18 Mayıs 2014 07:40

Bir insanı vatanından ayırmak...

“İnsanın vatanından ayrılması, bir yavruyu anne sütünden kesmeye benzer. Hasretle yandığın sevgiliden ayrılmasına benzer. Diri diri toprağa gömülmesine benzer.”
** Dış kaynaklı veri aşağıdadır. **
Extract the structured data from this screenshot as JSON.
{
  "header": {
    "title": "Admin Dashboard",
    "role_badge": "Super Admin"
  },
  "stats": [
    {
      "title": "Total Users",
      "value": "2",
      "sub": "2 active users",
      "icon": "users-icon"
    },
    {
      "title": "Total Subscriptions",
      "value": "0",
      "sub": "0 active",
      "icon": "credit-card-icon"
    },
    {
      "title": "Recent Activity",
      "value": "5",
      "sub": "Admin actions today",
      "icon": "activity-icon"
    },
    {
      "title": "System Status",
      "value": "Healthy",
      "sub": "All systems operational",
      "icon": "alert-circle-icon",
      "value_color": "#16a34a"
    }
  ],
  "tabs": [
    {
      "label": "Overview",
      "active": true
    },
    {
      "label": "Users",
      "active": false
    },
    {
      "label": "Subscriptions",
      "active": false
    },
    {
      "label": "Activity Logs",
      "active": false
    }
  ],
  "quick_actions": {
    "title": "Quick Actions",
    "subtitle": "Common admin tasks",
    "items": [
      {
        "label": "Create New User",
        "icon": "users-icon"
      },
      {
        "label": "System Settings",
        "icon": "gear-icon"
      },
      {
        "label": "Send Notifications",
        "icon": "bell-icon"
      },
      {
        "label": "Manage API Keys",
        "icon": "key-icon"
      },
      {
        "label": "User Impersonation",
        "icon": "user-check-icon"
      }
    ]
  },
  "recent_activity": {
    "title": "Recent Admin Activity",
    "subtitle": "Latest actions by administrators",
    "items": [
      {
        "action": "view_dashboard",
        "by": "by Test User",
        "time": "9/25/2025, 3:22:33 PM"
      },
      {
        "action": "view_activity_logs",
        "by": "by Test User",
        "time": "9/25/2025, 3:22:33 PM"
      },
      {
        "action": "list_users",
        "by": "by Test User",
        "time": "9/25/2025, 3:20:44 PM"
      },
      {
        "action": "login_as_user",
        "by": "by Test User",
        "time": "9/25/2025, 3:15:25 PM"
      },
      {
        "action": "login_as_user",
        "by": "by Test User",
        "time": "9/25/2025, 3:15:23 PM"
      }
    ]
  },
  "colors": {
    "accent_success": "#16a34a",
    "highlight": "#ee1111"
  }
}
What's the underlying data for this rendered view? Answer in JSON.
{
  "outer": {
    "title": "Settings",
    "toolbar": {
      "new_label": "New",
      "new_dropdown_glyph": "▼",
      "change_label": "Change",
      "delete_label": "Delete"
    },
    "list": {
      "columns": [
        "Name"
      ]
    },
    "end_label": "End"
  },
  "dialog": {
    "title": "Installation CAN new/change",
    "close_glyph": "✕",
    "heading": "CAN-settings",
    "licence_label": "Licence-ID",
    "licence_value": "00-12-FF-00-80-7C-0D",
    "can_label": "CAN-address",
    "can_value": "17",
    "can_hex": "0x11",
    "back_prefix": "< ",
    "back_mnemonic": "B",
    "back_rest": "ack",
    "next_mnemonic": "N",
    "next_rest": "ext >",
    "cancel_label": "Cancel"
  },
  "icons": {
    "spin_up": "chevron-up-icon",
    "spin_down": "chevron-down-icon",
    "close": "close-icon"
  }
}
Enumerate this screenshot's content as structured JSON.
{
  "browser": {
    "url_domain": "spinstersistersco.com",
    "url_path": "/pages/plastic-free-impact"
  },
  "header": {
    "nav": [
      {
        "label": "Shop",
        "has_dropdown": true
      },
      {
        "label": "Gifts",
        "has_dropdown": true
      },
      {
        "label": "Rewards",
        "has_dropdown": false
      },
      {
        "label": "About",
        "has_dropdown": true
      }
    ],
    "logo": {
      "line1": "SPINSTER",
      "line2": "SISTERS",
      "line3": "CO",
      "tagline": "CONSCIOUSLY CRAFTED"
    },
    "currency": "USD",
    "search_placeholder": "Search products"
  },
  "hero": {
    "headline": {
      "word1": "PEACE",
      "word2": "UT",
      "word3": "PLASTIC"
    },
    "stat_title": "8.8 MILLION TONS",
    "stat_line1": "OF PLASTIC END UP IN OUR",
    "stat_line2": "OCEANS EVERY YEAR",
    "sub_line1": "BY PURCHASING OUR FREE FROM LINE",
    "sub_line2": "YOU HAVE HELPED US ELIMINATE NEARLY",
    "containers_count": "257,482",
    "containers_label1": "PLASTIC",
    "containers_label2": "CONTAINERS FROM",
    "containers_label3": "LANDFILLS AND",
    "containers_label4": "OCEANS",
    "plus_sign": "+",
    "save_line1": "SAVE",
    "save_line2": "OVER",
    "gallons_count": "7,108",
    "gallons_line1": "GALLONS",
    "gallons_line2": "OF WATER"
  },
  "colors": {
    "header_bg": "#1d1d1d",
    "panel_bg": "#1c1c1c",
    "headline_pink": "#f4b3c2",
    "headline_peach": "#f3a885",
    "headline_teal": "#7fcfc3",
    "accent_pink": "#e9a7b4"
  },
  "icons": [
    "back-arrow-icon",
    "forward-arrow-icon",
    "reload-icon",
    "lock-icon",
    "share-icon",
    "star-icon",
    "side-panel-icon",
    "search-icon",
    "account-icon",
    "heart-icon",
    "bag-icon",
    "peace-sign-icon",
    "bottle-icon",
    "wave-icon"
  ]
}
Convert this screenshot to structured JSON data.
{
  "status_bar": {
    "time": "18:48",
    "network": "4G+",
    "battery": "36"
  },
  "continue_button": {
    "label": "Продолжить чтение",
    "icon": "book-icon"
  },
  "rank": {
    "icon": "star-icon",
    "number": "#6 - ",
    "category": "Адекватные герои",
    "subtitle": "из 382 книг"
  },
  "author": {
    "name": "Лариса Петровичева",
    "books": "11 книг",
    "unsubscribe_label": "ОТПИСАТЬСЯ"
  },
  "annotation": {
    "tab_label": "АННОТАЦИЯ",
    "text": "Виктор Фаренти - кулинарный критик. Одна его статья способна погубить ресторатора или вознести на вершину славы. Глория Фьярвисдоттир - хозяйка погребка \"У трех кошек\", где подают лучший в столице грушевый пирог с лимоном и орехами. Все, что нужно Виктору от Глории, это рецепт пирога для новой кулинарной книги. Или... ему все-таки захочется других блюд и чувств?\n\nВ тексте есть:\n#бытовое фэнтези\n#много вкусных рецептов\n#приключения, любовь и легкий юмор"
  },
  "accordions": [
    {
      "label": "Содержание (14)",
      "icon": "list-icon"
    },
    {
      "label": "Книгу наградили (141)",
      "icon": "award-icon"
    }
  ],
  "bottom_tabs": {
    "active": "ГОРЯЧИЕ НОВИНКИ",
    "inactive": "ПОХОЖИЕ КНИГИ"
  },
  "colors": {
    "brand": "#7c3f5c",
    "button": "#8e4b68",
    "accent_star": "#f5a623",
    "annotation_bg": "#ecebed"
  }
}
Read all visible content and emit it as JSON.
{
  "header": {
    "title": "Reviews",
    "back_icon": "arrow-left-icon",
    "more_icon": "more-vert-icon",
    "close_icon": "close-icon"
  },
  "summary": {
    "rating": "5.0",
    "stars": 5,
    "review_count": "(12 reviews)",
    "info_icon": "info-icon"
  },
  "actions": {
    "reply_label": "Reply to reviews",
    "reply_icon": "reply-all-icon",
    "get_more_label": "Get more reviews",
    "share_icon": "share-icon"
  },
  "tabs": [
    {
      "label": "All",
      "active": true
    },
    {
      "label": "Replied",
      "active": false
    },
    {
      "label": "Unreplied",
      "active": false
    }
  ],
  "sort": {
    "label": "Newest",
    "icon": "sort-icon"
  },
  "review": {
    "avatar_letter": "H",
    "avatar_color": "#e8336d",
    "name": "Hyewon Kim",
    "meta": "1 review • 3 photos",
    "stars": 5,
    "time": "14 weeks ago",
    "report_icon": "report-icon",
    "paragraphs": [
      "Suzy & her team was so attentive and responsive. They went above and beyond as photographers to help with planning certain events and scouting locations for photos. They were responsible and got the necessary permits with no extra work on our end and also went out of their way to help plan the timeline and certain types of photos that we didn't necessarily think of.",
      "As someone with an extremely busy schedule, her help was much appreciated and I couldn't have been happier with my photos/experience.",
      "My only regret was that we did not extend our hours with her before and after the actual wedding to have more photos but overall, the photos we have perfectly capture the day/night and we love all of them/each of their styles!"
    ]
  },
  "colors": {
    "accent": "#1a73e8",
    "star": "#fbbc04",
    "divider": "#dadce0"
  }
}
Bir insanı vatanından ayırmak...
Paylaş

Adnan GERGER

Ne kadar büyük acıdır? Ne kadar büyük bir yaradır? Atalarının hunharca öldürüldüğü vatan topraklarında hâlâ bir yabancıymış gibi kendini hissetmesi. Çoğu insanların hâlâ kendisine düşmanca niyet beslemesi ve öyle görmesi… Vatanında olup da vatansız sayılması… Amed’in kadim sırlarını yazan Sevgili Dostum Şeyhmus Diken’in kitaplarında tanıdım onu, öncelikle. Benim de büyüdüğüm aynı mahledenmişiz. Hançepek’in Gâvur Mahlesi’nden. Kısa sürede dost olduk… Bir gün ansızın çekip gitti. Kanatmışlardı, onu. Sonra deşilmiş yaralarla terk ettiği topraklara yine kapanmayan yaralarla döndü. Vatanı için, o büyük kara sevdası için. Kendisiyle söyleştik, konuştuk. Kimden mi bahsediyorum? Dünyaca ünlü bizim Udi Yervant’tan… Amed’li Yervant Bostancı’dan…

Ud, senin için nedir?
Ud benim için bir yaşam tarzıdır, kendimi ifade etme şeklidir. Yüreğimin acılarını, neşesini dışarıya aktarma şeklidir, bir yaşam standardıdır, gözyaşımdır ve de elbetteki sanatımdır.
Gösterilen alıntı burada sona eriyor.